A discolpa della GDO e dei suoi tentativi, dobbiamo dire che anche le tanto sbandierate rivoluzioni di Amazon e dei suoi negozi senza casse non sembrano poi aver avuto il successo sperato. Non c’è stata nemmeno la corsa ad accaparrarsi la – costosissima – tecnologia offerta in white label da Bezos e c. agli altri retailer. Eppure, in teoria le persone avrebbero dovuto apprezzare che il tempo per fare la spesa – cronometrato e comunicato dalla app di Amazon in una sorta di gamification contro se stessi – fosse così basso. Troppo fredda la “non-cassa” dotata di telecamere e sensori? Troppo inquietante e disruptive per l’esperienza a cui siamo abituati? Non lo sappiamo ma è interessante la notizia di questi giorni: Amazon sperimenterà (probabilmente) un modello di supermercato più tradizionale, cassa inclusa. Amazon va per tentativi come è nella sua missione, magari troverà un modo per migliorare l’esperienza alle casse senza apparire troppo creepy.

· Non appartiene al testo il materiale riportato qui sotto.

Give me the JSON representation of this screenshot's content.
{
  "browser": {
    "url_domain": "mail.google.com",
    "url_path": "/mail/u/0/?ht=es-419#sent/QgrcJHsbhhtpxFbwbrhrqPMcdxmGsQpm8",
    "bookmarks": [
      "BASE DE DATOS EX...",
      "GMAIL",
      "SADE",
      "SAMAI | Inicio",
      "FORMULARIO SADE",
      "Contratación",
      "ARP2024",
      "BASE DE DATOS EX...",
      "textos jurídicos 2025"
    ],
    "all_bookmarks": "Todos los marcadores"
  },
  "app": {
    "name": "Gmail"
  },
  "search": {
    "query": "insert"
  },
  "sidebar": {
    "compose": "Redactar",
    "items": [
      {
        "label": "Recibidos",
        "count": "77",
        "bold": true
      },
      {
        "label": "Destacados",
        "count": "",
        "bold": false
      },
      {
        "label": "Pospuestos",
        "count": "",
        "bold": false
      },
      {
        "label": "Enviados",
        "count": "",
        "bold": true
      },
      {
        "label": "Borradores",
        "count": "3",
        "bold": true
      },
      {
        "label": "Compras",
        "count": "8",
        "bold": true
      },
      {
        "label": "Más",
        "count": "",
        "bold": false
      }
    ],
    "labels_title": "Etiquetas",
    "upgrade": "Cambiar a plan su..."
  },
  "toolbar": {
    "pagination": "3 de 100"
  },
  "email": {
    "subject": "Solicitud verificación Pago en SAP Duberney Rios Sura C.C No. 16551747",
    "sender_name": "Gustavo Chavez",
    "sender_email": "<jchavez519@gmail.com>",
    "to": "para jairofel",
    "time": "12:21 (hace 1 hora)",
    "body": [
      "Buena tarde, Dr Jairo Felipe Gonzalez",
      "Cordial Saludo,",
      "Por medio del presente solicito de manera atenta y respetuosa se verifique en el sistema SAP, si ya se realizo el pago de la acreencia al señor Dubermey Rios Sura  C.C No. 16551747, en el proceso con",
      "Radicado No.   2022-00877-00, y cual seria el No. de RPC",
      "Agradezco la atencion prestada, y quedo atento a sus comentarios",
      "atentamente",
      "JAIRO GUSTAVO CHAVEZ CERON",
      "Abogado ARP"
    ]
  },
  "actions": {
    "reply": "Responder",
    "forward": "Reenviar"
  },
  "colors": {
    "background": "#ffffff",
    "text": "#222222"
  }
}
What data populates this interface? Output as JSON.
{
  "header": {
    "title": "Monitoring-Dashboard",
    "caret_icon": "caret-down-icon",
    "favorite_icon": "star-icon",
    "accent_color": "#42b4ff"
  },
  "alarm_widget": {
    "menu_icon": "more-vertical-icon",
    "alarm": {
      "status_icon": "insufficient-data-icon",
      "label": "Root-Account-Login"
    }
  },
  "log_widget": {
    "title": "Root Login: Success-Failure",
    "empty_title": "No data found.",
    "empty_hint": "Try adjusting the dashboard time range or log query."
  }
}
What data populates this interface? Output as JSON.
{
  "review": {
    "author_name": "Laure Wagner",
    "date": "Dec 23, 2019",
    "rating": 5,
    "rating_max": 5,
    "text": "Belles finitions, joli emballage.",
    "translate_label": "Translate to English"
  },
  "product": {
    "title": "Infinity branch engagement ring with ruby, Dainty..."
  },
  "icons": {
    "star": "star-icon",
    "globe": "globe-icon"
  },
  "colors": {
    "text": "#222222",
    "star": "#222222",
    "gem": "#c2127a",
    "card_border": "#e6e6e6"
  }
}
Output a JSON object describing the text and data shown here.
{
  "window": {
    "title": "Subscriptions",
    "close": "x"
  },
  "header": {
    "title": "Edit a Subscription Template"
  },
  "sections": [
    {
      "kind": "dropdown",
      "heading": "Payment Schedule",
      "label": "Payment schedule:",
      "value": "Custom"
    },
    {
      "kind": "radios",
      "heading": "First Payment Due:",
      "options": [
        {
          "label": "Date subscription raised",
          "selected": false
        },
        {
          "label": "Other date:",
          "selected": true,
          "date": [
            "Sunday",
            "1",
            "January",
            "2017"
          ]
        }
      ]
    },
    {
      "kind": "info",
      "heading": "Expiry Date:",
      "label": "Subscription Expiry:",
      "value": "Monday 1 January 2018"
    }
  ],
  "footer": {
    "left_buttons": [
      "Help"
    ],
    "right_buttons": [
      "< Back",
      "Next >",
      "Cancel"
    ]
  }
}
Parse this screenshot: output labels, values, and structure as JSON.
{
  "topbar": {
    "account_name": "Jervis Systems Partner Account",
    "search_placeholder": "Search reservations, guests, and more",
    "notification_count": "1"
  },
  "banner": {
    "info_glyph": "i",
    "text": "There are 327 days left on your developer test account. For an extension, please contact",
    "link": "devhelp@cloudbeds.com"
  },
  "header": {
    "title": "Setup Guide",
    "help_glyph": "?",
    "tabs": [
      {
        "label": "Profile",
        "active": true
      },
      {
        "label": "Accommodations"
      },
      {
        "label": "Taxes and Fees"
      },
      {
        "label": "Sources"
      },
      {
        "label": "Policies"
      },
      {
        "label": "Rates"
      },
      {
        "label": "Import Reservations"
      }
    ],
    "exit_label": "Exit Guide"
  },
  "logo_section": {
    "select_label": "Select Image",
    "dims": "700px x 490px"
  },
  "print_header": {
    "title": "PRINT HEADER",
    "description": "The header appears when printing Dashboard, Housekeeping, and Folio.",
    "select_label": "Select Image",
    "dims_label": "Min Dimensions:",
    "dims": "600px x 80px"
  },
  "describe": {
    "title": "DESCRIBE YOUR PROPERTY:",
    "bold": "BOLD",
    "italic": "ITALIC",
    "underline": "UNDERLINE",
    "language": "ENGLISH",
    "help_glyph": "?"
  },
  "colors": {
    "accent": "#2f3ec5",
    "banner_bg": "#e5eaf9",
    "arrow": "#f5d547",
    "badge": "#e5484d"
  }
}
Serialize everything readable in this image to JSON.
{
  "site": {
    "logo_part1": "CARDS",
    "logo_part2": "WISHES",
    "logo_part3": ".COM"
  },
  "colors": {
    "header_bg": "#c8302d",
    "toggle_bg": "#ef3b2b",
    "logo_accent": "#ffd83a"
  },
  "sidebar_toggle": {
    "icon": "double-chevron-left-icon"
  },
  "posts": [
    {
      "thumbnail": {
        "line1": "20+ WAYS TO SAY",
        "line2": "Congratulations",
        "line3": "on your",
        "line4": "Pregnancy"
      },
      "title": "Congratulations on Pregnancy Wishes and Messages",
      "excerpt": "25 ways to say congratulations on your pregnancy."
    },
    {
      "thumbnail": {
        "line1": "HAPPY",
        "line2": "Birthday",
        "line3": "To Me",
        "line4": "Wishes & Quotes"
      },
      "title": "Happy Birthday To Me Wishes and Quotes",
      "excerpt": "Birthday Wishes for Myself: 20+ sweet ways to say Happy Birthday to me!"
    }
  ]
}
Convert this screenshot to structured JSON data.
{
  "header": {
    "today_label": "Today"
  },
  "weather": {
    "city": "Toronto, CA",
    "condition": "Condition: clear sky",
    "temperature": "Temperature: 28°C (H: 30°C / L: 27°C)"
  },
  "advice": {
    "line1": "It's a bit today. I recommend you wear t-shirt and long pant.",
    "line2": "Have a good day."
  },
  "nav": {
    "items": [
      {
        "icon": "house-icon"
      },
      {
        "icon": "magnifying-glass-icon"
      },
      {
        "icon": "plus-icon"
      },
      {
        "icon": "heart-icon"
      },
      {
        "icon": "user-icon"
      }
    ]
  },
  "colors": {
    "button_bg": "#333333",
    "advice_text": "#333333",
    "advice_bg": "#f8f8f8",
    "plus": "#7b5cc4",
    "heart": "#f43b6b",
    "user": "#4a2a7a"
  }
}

Tuttavia, forse il peccato originale sta proprio nel cercare un’unica soluzione a problemi e abitudini di persone molto diverse, come è nella norma per la grande distribuzione. Davvero tutti vogliono comprimere al massimo il tempo della spesa? Probabilmente no: chiunque faccia la spesa in un supermercato di provincia o di quartiere nota immediatamente come l’esperienza di acquisto sia parte integrante del valore, come quel perdere tempo abbia un suo perché, per chi lo pratica. E come questa esperienza di acquisto sia fornita in gran parte da interazioni umane, tra clienti e tra clienti e personale del negozio. KPI intangibili al conto economico, ma sicuramente fattori che non si possono ignorare, perché sono lì, ogni giorno, sotto i nostri occhi.
E se ci fosse un modo per superare le aspettative di queste persone, rinunciando a volerle espellere dal punto vendita il prima possibile come vorrebbero i modelli economici puri? Casse “lente”, dove puoi fare due chiacchiere, anzi devi, sennò la cassiera ci rimane male, sono state introdotte e amate in alcuni supermercati belgi e olandesi. Ma il concetto si può estendere a momenti e situazioni di aggregazione in-store in collaborazione con i clienti, le possibilità ci sono.
In fondo, in un settore che fatica a differenziarsi se non con la lotta all’ultimo sconto, fidelizzare i clienti creando valore specifico, differenziando i velocisti solitari della spesa dai conversatori sociali del carrello, potrebbe essere una soluzione. Anziché punti fedeltà o bollini, minuti di conversazione con il macellaio o la panettiera. Io ci penserei.
Gianluca Diegoli è esperto di marketing digitale, marketing transformation, retail ed e-commerce.